350.000 élèves décrochent chaque année
Sur le plan social, le niveau de vie moyen des Marocains a presque doublé entre 2001 et 2014, passant de 8.300 dirhams par an à 15.900 dirhams avec une certaine accélération de son rythme d’accroissement entre 2007 et 2014 (3,6%) contre 3,3% sur la période 2001-2007. Dans la même dynamique, le taux de pauvreté monétaire a été réduit de 15,3% en 2001 à 4,8% en 2014. Quant aux inégalités sociales en termes de niveau de vie, elles ont amorcé une tendance à la baisse depuis 2007, bien qu’elles demeurent à un niveau relativement élevé. En ce qui concerne l’éducation, sans surprise, le rapport pointe du doigt les lacunes structurelles dont pâtit le système éducatif. Ces lacunes qui ont défrayé la chronique se sont manifestées avec davantage d’acuité lors de la rentrée scolaire 2016. À cet égard, il y a lieu de citer une aggravation du phénomène de la surcharge des classes, le manque structurel d’enseignants, cumulé aux départs à la retraite. De surcroît et en dépit de son atténuation au cours des années, l’abandon scolaire reste un fléau qui touche 350.000 élèves par an. Pour sortir de l’impasse, le CESE préconise d’encourager les régions à jouer un rôle plus important dans le secteur de l’éducation, notamment en matière de financement ou en participant au contrôle de la gestion administrative des établissements scolaires.

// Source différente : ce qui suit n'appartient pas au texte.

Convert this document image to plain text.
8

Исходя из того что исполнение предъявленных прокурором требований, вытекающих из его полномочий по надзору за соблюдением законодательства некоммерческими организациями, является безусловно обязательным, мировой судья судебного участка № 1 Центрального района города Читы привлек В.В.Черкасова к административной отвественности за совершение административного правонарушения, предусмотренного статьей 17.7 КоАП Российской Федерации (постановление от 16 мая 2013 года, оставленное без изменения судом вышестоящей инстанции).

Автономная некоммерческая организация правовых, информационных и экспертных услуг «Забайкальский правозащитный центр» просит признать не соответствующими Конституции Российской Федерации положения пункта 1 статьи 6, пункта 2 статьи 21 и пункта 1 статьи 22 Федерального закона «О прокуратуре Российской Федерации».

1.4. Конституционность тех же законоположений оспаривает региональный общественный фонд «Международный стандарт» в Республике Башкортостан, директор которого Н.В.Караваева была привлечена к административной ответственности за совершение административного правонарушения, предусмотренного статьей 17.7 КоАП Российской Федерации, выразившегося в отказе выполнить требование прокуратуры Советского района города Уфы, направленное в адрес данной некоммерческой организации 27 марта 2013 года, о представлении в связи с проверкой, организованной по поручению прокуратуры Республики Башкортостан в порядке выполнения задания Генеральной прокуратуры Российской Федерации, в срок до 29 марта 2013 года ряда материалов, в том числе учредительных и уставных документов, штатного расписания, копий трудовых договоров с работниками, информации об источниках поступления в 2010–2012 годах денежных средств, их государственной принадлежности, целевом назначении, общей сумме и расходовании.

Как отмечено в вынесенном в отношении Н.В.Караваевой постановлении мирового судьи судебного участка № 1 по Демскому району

Une meilleure implication des associations de représentants des parents, de la société civile, dans la formulation des propositions, des orientations et l’évaluation du système éducatif est recommandée et ceci dans le cadre d’un processus institutionnalisé et régulier.
Les bons conseils du CESE
Partant du principe que la demande intérieure est une valeur sûre pour maintenir un équilibre économique soutenable, le CESE recommande d’éviter l’érosion de la demande domestique, étant donné ses effets stabilisateurs dans le cadre d’une politique contra-cyclique de stabilisation des prix et de soutien au pouvoir d’achat. Il s’agit aussi de mettre en place des mécanismes pour réduire la volatilité des revenus des ruraux en finançant des portefeuilles de projets non agricoles en milieu rural de nature à créer des emplois et une demande locale durant les mauvaises campagnes. Parallèlement, il est préconisé de soutenir l’élargissement de la base productive nationale, en termes de nombre d’entreprises créées, pour compenser le caractère intensif en capital des nouveaux secteurs et créer des emplois de qualité en nombre suffisant. Le conseil recommande par ailleurs de promouvoir une économie bleue intégrée qui aille au-delà du secteur de la pêche et qui se base sur une exploitation optimale des ressources maritimes dans différents secteurs liés à la mer (industrie navale, valorisation des algues, exploitation des ressources offshore…), parallèlement au développement de la R&D et de formations adaptées aux différents métiers de ce secteur.